Additionally, renters may not know that they can participate in their RNO. And while millennials may enjoy posting angry rants on NextDoor, they don't tend to show up at RNO meetings.
Roberts says he’s open to suggestions for how RNOs could be required to be more representative, but he feels that the city should set the bar high. He has sent the draft ordinance change to all RNO leaders in the city.
Travis Leiker, president of CHUN, says his group recognizes there is a problem: "Historically, being engaged in the community sometimes lends itself to those who come from positions of privilege, from meeting times to dates to locations to outreach."
"I think this proposal is an interesting concept and opens the door for us to re-evaluate how and to what extent RNOs are regulated and supported," he adds. But, he says, "there needs to be some sort of parameters established around the funding and part-time staff to make sure the city’s resources are being put to good use." It doesn't make much sense for the city to fund already lucrative organizations, he explains, and it would have to set up standards to ensure that RNOs manage their budgets responsibly.

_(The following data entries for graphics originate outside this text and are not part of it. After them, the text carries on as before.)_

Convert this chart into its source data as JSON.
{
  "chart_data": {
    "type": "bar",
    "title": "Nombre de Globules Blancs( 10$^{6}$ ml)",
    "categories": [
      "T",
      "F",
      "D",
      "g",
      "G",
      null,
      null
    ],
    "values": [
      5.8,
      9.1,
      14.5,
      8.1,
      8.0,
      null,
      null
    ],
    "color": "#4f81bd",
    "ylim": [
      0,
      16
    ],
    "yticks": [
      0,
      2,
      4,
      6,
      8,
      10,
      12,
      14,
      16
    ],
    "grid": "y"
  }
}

Leiker thinks RNOs should aspire to be representative of those they serve. But he's skeptical that requiring representation is the best way to do that. One potential problem is that RNOs in wealthy, white neighborhoods may already reflect their neighborhood population fairly accurately by virtue of the people in them. It's the RNOs in economically and socially diverse neighborhoods that would be held to higher standards. "The implementation is going to be a little challenging, and I think this plan needs to be reviewed a little bit more," he continues.
George Mayl, the president of Denver INC, says, "When I got this [proposal], I was blinking my eyes. I don’t see any way that we’re going to change any way the RNOs are." He wants to sit down with Roberts and the East Colfax Neighborhood Association and learn more about their plan. "Right now," he adds, "I see no need to change any ordinance concerning RNOs."
Henry, the founder of Denver INC, shares those concerns. "My sense is that almost every neighborhood group is very concerned about diversity, gentrification and poverty, and we want to find ways to reach out and energize and bring to the discussion young folks, renters and older folks," he says. "Some of us, I think it’s fair to say, are just not too sure that mandated rules from the city or even funding from the city are sensible ways to regulate those very independent and very diverse neighborhoods. I’m just not sure it’s the best way to deal with the very legitimate issues [East Colfax Neighborhood Association] is identifying."
Roberts, on the other hand, is doubtful RNOs will become truly diverse community organizations unless something structural changes. "There’s a whole tradition of not addressing these concerns and to obscure them systematically," he says. "This particular ordinance...has traditionally given voice at the grassroots level only to voices of privilege, and not the other way around. [Changing the ordinance] is not going to solve all problems, but there seems to be something there that can be shifted."